Washington Trust Bancorp Inc., the parent of The Washington Trust Co., last week posted a third-quarter profit of $6.56 million that was little changed from the year-ago period’s $6.58 million, but 19.6 percent greater than the revised second-quarter profit of $5.48 million.
“While many institutions have been negatively affected by turmoil in the capital markets, Washington Trust continued to post solid earnings for the quarter,” Chairman and CEO John C. Warren said in a conference call with analysts last Wednesday.
The company said it was restating results for the period ended June 30 – for which it previously posted a profit of $6.3 million – “to correct the accounting treatment related to the sale of certain held-to-maturity investment securities.”
The restatement was required by the company’s decision, once additional regulatory information became available, to discontinue its early adoption of SFAS 159 (Statement of Financial Accounting Standards No. 159, “The Fair Value Option for Financial Assets and Liabilities”). It delayed Washington Trust’s quarterly report by about a week, and pared net income for the six months ended June 30 by $828,000 or 6 cents per diluted share.
Earnings per diluted share were 48 cents in the quarter just ended, unchanged from the year-ago quarter but 8 cents higher than the second quarter’s 41 cents per share.
Net interest income shrank to $15.31 million in the third quarter, compared with the second quarter’s $15.93 million and the year-ago quarter’s $15.87 million, as the company continued to be squeezed by interest margins. For the third quarter, it reported a net interest margin of 2.81 percent, an improvement from the second quarter’s 2.76 percent but still narrower than the 2006 third quarter’s 2.86 percent.
Total assets on Sept. 30 grew to $2.43 billion, an increase of about 1.3 percent from the $2.40 billion of a year earlier.

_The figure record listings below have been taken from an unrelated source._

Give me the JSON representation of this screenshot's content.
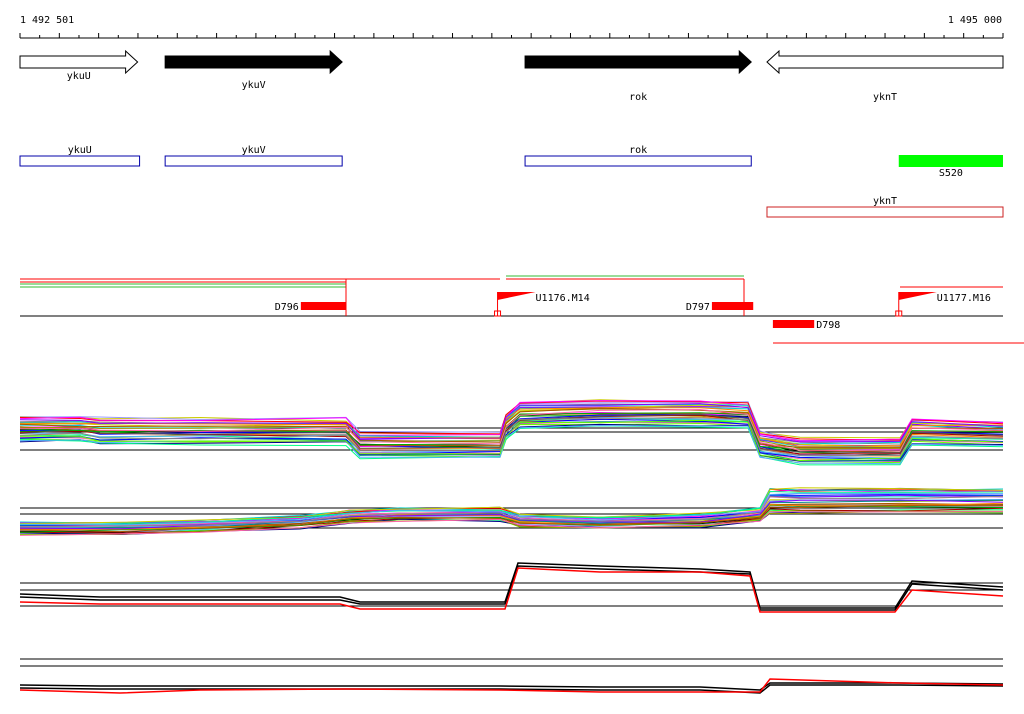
{
  "ruler": {
    "start_label": "1 492 501",
    "end_label": "1 495 000",
    "start": 1492501,
    "end": 1495000
  },
  "colors": {
    "black": "#000000",
    "red": "#ff0000",
    "green": "#00ff00",
    "blue_outline": "#0000aa",
    "red_outline": "#cc2222",
    "track_green": "#33bb33",
    "palette": [
      "#ff0000",
      "#00aa00",
      "#0000ff",
      "#ff00ff",
      "#00cccc",
      "#cccc00",
      "#ff8800",
      "#8800ff",
      "#00ff88",
      "#888888",
      "#aa5500",
      "#55aaff",
      "#ff66aa",
      "#66ff00",
      "#000088",
      "#008888",
      "#aa0000",
      "#999900",
      "#9999ff",
      "#555555"
    ]
  },
  "genes": [
    {
      "label": "ykuU",
      "start": 1492501,
      "end": 1492800,
      "strand": "+",
      "filled": false
    },
    {
      "label": "ykuV",
      "start": 1492870,
      "end": 1493320,
      "strand": "+",
      "filled": true
    },
    {
      "label": "rok",
      "start": 1493785,
      "end": 1494360,
      "strand": "+",
      "filled": true
    },
    {
      "label": "yknT",
      "start": 1494400,
      "end": 1495000,
      "strand": "-",
      "filled": false
    }
  ],
  "annot_boxes_top": [
    {
      "label": "ykuU",
      "start": 1492501,
      "end": 1492805
    },
    {
      "label": "ykuV",
      "start": 1492870,
      "end": 1493320
    },
    {
      "label": "rok",
      "start": 1493785,
      "end": 1494360
    }
  ],
  "s_feature": {
    "label": "S520",
    "start": 1494735,
    "end": 1495000
  },
  "annot_boxes_lower": [
    {
      "label": "yknT",
      "start": 1494400,
      "end": 1495000
    }
  ],
  "d_segments": [
    {
      "label": "D796",
      "start": 1493215,
      "end": 1493330
    },
    {
      "label": "D797",
      "start": 1494260,
      "end": 1494365
    },
    {
      "label": "D798",
      "start": 1494415,
      "end": 1494520
    }
  ],
  "u_flags": [
    {
      "label": "U1176.M14",
      "pos": 1493715
    },
    {
      "label": "U1177.M16",
      "pos": 1494735
    }
  ]
}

The company’s loan portfolio grew to $1.51 billion from the year-ago $1.43 billion, as a 16-percent increase in commercial loans outweighed a 14.7-percent decline in residential mortgages and home construction loans. Deposits shrank 2.6 percent to $1.66 billion from the year ago $1.70 billion.
Warren predicted improvements in mortgage and consumer loan activity.
“Going forward, we believe we’ll benefit as many of the smaller mortgage brokers go by the wayside, the economy improves and borrowers begin to turn to trusted advisers, like Washington Trust, to handle their lending needs,” he said.
Wealth-management assets under administration surged to $4.11 billion on Sept. 30 from the year-ago $3.55 billion, an increase that helped drive an 11-percent increase in revenue from wealth management services, the company said. •
With staff reports by William Hamilton.